Avec une première manche gagnée avec 21 centièmes d’avance sur Andre Myhrer, Henrik Kristoffersen semble bien parti pour s’offrir une première médaille d’or aux Jeux après le bronze du slalom à Sotchi et l’argent du géant à PyeongChang. Sur le deuxième tracé, très technique avec des conditions un peu moins ensoleillées et beaucoup plus de vent que le matin, tout le monde prend des risques. Michael Matt, l’Autrichien, le frère du champion olympique de Sotchi, douzième de la première manche est parfait d’attaque et de fluidité, il signe le meilleur temps de la manche en 47.66. Il est devancé quelques instants plus tard par le géant Ramon Zenhaeusern, 2 mètres, qui marque les esprits en signant un chrono qui l’installe en tête un long moment. C’est finalement le Suédois Andre Myhrer qui va lui prendre la première place avec la régularité qui le caractérise. A 35 ans, même s’il a gagné le classement de la coupe du monde de la spécialité en 2012, il n’a jamais particulièrement brillé lors des grands championnats. Une seule médaille de bronze obtenue à Vancouver est un résumé un peu succinct pour un tel talent et une telle longévité.

Michael Matt (Getty Images)
Devant le roi de Suède

Henrik Kristoffersen s’élance alors mais comme Hirscher, on le sent en surrégime et très vite il part à la faute. Incrédule, il hésitera même à remonter mais c’est trop tard. Le champion olympique est suédois et non Norvégien. « J’étais un peu en retard sur cette épingle à cheveux, a-t-il expliqué. Et sur la porte suivante, j’étais trop large et ma chaussure à heurté la neige. Je me suis vite relevé mais si je n’avais pas eu le piquet entre les jambes ça aurait pu aller. » Au bas de la piste, le roi de Suède Charles XVI de Suède n’en rate pas une miette. Il sera un des premiers à féliciter le nouveau héros qui succède à Ingemar Stenmark, le dernier Suédois sacré en ski alpin à Lake Placid en 1980. Du haut de ses 35 ans, Andre Myhrer devient le slalomeur le plus âgé à remporter l’or olympique après les 34 ans de Mario Matt, il y a quatre ans. « Je pense que l’expérience a joué en ma faveur. Ce sont mes quatrième Jeux et j’ai une certaine routine, a-t-il expliqué. Aujourd’hui, j’ai essayé de prendre du plaisir et de laisser mon cœur sur la piste. »

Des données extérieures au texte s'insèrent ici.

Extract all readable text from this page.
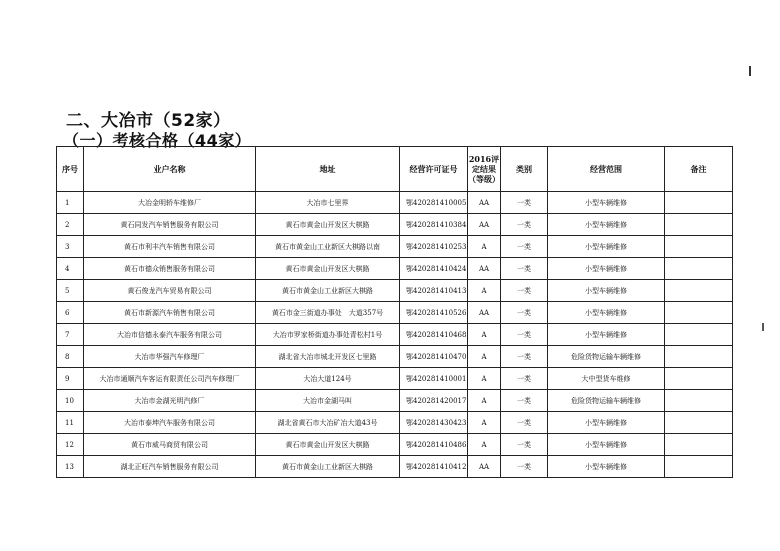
二、大冶市（52家）
（一）考核合格（44家）
序号	业户名称	地址	经营许可证号	2016评定结果（等级）	类别	经营范围	备注
1	大冶金明轿车维修厂	大冶市七里界	鄂420281410005	AA	一类	小型车辆维修	
2	黄石同发汽车销售服务有限公司	黄石市黄金山开发区大棋路	鄂420281410384	AA	一类	小型车辆维修	
3	黄石市利丰汽车销售有限公司	黄石市黄金山工业新区大棋路以南	鄂420281410253	A	一类	小型车辆维修	
4	黄石市德众销售服务有限公司	黄石市黄金山开发区大棋路	鄂420281410424	AA	一类	小型车辆维修	
5	黄石俊龙汽车贸易有限公司	黄石市黄金山工业新区大棋路	鄂420281410413	A	一类	小型车辆维修	
6	黄石市新源汽车销售有限公司	黄石市金三街道办事处　大道357号	鄂420281410526	AA	一类	小型车辆维修	
7	大冶市信德永泰汽车服务有限公司	大冶市罗家桥街道办事处青松村1号	鄂420281410468	A	一类	小型车辆维修	
8	大冶市华强汽车修理厂	湖北省大冶市城北开发区七里路	鄂420281410470	A	一类	危险货物运输车辆维修	
9	大冶市通顺汽车客运有限责任公司汽车修理厂	大冶大道124号	鄂420281410001	A	一类	大中型货车维修	
10	大冶市金湖光明汽修厂	大冶市金湖马叫	鄂420281420017	A	一类	危险货物运输车辆维修	
11	大冶市泰坤汽车服务有限公司	湖北省黄石市大冶矿冶大道43号	鄂420281430423	A	一类	小型车辆维修	
12	黄石市威马商贸有限公司	黄石市黄金山开发区大棋路	鄂420281410486	A	一类	小型车辆维修	
13	湖北正旺汽车销售服务有限公司	黄石市黄金山工业新区大棋路	鄂420281410412	AA	一类	小型车辆维修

Ramon Zenhaeusern (Getty Images)

Ramon Zenhaeusern, le Suisse, signe le meilleur résultat de sa carrière même s’il avait remporté il y a quelques semaines le slalom parallèle de Stockholm. « C’est incroyable, a-t-il déclaré. C’est ma première conférence de presse. C’est comme un rêve. En Europe, c’est tôt le matin et moi je suis en train de me réveiller. »

Côté français, le résultat collectif est beau mais un peu frustrant : Clément Noël, Alexis Pinturault et Victor Muffat-Jeandet terminent respectivement 4e, 5e et 6e.